The market has returned an impressive 66% over the past five years, and yet a few individual stocks have dramatically outperformed that result.
Below, we'll take a look at three of the biggest winners since mid-2013. Read on to see why Stamps.com (NASDAQ: STMP), National Beverage (NASDAQ: FIZZ), and Adobe (NASDAQ: ADBE) have gained at least 400% over that time period.
Image source: Getty Images.
A shipping model that works
Stamps.com helps customers ship products through the postal service, and that is a good business to be in when digital sales are surging. According to official statistics, e-commerce is responsible for 9.5% of the broader retailing industry today, up from 5.5% in 2013.
That tailwind has helped produce dramatic returns for Stamps.com shareholders. Revenue reached $470 million in 2017, compared to $128 million in 2013. Profits have soared to over $160 million from $34 million in that period, too.
These gains are evidence of a dominant market position in this industry niche, but investors are just as excited about the company's lucrative business model. Its subscription-based service approach allows for predictable income while also charging higher rates as shipping volume rises. That's a key reason why its average annual revenue per user jumped 15% last year to over $600. Continued growth in both average monthly fees and the pool of subscribers has helped its stock price gains continue into 2018.

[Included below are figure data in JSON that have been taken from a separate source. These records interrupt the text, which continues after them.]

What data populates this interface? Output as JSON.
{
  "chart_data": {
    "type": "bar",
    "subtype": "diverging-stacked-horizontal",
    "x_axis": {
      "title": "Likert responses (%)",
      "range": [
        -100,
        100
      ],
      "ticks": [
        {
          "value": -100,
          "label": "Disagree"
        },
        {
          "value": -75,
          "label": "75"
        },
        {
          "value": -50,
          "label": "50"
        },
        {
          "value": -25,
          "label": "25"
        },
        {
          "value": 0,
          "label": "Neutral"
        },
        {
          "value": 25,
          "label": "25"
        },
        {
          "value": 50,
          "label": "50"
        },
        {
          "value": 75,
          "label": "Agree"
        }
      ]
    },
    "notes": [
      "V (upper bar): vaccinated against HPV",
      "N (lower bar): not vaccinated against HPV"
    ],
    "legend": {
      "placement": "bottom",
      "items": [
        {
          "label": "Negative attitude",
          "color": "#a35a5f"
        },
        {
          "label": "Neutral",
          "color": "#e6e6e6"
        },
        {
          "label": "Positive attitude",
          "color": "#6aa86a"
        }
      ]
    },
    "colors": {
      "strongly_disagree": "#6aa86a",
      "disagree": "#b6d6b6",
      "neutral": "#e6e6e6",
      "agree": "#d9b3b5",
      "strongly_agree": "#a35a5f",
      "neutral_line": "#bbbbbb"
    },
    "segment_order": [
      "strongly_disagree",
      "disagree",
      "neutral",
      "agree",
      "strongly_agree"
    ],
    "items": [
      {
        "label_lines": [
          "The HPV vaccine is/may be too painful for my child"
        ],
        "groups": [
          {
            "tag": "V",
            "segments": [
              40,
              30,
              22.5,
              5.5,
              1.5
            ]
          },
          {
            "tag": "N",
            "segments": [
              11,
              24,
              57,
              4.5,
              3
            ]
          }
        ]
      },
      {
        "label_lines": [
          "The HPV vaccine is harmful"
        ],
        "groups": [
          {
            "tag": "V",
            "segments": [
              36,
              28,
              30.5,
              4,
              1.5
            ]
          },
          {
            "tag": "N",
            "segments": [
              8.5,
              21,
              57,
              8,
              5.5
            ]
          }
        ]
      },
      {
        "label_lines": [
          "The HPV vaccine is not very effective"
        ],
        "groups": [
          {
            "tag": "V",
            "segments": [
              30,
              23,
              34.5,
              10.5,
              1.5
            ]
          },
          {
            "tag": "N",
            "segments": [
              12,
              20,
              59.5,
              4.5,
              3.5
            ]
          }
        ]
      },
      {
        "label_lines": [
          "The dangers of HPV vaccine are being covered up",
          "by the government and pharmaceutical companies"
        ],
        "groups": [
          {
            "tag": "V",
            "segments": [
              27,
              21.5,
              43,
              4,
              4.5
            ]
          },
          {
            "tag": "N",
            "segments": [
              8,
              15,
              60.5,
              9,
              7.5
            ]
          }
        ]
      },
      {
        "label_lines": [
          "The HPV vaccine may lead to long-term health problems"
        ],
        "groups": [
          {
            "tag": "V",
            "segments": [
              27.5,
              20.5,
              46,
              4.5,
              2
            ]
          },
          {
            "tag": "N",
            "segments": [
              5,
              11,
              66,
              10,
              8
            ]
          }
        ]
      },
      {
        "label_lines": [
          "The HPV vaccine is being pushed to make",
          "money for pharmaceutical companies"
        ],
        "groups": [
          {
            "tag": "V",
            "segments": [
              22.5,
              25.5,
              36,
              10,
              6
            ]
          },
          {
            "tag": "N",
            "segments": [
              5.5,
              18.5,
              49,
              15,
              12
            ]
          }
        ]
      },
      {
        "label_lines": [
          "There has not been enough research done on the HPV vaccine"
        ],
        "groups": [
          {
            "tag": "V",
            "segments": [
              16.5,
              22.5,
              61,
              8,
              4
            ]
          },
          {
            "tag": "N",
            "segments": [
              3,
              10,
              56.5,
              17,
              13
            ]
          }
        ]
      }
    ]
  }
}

Like Stamps.com, National Beverage has benefited lately from a mix of favorable industry trends and strong business execution. Its portfolio, focused on sparkling waters, is anchored by the LaCroix franchise. It has powered the type of market-thumping sales and profit growth that investors crave. Annual revenue is up 51% in just the last three years, and earnings per share have doubled in that period thanks to the combination of strong sales growth and rising drink prices. Traditional cola peers, meanwhile, have been posting roughly flat volume and only modest profit gains.
Image source: Getty Images.
National Beverage faces big challenges as it seeks to expand its retailing network while fending off deep-pocketed competitors. But if the company can continue to satisfy its customers with its new sparkling water offerings, it has a good shot at holding its leading position in this fast-growing industry.
Profiting from the cloud
The market for digital content imaging has grown quickly over the past five years, and Adobe has done a good job at using its brand -- and its significant development resources -- to extend its lead in that lucrative niche. Sales have shot up to over $7 billion, from $4 billion, and profits have grown even faster as its business transitioned to a cloud-based, recurring revenue platform. Subscription services accounted for 84% of the business last year, in fact, up from 67% just two years prior. That success helped earnings last year reach $3.43 per share, up sharply from $0.58 in 2013.
That level of growth has required significant resources, and research & development spending shot up to $1.22 billion last year, from $862 million in 2015. But management sees a direct link between these investments and increasing cloud subscriptions, and so investors can expect Adobe to continue directing cash toward its product development assets.
Each of these stocks has structural advantages that are being amplified by smart moves by management and solid improvements in the companies' product offerings. That's a formula for the type of market-thumping sales and profit gains that investors tend to reward with spiking share prices.